The Parable of the Velveteen Rabbit

We are mistaken if we believe that our consciousness is fully awakened at the first moment  after birth.   Perhaps because we don’t know how to imagine any other living state, it may seem to us that birth is a decisive instant,  before which there is nothing and after which we are fully ourselves.  Contrary to that assumption, consciousness is an evolving condition of being.

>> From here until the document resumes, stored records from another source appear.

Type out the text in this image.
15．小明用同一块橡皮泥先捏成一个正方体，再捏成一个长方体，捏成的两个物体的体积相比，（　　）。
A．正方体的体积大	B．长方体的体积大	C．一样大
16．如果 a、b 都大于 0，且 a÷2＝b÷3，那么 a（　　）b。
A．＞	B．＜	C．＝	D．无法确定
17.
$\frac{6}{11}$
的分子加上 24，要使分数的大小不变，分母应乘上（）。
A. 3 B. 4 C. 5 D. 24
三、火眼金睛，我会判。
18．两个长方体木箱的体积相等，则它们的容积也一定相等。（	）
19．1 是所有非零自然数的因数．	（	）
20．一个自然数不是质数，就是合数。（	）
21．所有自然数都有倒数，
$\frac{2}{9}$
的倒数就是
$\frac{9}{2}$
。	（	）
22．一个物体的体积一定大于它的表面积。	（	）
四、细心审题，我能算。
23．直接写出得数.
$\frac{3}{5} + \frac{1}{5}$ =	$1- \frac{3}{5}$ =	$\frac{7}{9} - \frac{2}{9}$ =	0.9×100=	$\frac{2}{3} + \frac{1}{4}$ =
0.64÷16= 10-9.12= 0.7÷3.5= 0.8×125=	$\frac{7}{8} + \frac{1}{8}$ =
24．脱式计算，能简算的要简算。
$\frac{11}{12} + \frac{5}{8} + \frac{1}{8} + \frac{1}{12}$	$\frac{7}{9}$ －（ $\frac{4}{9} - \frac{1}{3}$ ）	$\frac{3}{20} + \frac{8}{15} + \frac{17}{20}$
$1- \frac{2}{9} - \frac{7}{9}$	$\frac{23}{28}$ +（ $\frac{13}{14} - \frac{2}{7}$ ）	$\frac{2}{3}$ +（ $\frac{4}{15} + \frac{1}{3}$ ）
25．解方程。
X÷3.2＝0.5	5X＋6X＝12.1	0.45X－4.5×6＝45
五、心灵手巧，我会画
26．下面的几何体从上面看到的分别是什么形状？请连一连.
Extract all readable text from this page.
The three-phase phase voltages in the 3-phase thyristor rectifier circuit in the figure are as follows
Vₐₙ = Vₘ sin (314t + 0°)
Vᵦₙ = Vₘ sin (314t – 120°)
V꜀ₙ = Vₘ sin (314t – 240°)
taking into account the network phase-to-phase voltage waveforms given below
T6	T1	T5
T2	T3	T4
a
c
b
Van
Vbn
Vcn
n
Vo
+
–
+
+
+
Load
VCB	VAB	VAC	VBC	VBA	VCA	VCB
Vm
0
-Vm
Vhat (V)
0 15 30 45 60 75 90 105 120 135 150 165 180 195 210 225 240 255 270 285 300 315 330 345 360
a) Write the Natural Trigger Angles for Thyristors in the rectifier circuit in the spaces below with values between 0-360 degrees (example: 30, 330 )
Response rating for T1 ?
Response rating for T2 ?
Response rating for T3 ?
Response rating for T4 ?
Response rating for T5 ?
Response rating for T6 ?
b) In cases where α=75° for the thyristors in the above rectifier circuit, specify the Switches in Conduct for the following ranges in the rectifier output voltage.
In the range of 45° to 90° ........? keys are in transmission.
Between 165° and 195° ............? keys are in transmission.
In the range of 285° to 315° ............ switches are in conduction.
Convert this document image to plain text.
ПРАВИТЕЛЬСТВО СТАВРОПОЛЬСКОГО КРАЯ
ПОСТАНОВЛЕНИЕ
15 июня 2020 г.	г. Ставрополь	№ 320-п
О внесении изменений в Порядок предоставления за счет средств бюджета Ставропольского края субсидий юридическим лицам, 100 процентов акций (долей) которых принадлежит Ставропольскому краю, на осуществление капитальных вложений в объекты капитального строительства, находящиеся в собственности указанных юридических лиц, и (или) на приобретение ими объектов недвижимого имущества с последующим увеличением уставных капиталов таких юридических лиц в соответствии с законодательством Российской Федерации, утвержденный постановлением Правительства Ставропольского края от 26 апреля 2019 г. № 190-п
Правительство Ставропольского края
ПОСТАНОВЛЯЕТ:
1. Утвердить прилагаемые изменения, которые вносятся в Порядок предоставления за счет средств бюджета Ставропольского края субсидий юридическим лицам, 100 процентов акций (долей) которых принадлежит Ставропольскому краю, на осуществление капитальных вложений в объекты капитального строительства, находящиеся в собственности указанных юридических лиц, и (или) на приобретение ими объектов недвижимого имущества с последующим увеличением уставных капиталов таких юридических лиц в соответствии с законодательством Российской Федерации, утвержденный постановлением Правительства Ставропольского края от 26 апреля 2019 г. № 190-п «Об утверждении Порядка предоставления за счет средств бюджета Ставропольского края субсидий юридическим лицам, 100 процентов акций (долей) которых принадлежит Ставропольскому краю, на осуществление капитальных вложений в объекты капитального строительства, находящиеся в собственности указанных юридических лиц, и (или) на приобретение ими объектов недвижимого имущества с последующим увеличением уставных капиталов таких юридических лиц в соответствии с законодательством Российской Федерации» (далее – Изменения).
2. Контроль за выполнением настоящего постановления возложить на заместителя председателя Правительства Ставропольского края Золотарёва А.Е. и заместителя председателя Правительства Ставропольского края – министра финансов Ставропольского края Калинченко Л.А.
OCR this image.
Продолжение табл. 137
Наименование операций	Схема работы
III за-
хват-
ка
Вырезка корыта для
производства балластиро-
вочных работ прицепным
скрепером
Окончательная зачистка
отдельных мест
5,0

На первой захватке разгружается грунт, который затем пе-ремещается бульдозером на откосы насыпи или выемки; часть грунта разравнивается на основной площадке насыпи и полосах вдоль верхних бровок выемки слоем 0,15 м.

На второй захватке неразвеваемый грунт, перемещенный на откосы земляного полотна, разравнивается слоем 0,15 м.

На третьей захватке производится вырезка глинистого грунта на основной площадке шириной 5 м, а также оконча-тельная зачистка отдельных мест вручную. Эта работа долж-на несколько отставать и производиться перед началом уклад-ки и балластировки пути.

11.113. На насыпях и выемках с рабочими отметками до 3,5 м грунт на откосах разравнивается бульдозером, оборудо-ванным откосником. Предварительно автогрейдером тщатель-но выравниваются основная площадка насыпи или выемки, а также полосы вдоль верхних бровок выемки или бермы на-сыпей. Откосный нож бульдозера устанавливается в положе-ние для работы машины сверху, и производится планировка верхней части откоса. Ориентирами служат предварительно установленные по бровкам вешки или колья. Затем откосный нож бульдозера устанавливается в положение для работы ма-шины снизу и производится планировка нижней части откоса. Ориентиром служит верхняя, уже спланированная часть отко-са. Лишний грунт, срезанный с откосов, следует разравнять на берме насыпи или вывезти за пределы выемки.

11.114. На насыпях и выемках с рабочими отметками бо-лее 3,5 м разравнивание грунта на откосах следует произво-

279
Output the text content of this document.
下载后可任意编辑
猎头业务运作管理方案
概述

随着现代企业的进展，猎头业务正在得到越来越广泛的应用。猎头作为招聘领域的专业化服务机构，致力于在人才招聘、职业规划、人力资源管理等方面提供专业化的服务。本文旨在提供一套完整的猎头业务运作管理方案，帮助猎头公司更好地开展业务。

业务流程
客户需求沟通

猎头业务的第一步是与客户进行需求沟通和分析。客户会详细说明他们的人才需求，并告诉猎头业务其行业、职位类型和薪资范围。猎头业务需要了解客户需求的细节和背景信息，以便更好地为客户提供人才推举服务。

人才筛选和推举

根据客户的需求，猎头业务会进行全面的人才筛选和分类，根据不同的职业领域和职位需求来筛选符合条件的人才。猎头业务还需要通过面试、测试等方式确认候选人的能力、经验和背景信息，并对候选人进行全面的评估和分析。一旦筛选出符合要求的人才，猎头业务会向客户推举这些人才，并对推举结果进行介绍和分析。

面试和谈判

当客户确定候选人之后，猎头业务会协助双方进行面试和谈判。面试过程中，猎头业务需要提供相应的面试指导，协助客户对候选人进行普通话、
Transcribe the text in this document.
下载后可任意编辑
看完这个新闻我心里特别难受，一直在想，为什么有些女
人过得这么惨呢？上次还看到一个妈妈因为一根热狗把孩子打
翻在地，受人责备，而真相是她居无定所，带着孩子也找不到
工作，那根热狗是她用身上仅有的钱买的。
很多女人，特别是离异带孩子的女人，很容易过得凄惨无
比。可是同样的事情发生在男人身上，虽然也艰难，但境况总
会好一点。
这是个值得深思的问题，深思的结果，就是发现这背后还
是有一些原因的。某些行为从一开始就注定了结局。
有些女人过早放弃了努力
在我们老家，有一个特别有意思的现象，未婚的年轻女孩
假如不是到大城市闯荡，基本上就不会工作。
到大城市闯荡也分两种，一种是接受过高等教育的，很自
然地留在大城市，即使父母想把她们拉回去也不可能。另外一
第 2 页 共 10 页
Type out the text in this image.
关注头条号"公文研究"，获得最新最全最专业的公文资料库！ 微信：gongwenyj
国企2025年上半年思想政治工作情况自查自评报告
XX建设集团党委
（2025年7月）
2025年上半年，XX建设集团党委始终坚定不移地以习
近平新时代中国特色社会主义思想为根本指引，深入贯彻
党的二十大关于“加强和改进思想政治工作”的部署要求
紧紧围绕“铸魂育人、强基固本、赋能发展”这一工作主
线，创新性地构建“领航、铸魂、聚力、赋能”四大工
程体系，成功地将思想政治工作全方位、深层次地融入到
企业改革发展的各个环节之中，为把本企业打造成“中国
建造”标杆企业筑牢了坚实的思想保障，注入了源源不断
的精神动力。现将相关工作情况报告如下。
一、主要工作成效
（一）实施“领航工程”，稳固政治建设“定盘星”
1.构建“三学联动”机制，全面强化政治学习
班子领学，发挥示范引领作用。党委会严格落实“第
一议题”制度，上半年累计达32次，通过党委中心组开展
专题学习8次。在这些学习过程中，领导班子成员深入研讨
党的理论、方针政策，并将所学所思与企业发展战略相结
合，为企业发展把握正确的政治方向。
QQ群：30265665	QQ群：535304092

One of my favorite childhood stories is The Velveteen Rabbit[1], a parable of  just how this evolution may occur.  The Velveteen Rabbit, once a beloved and shiny stuffed bunny,  was loved deeply by The Boy, who saw him as real.  All of the wear and tear from allowing himself to be vulnerable stripped the rabbit both of his sheen and his un-realness. When the boy finally “moves on” as children (and all people) can do sometimes, the Rabbit was heartbroken, feeling rejected and diminished.   Despondent, after crying his first real tear,  a beautiful fairy came to make him into a Real Rabbit, allowing him to hop, skip, and jump with other rabbits (who also had once been discarded).    The Velveteen Rabbit could never have enjoyed the beauty of being Real had he not been “broken open” by the experience of vulnerability.

To me, the moral of this story is that we become Real through the process of connection.    The story is a beautiful metaphor for how our flaws and apparent imperfections can be transformed when they are integrated and fully accepted.    We become more “Real” (authentic) when we are open and ‘vulnerable’  (able to be hurt),  when we allow ourselves to be deeply affected by someone.   But as the Skin Horse wisely tells the little rabbit in the story, sometimes becoming Real hurts. 

Becoming who we are is a journey in which we must come to terms with our tattered fur and threadbare paws. This is a life-long process of learning to be comfortable in our own skin.   We live fully only to the extent that we embody authenticity and aliveness.   This is how we become Who We Are.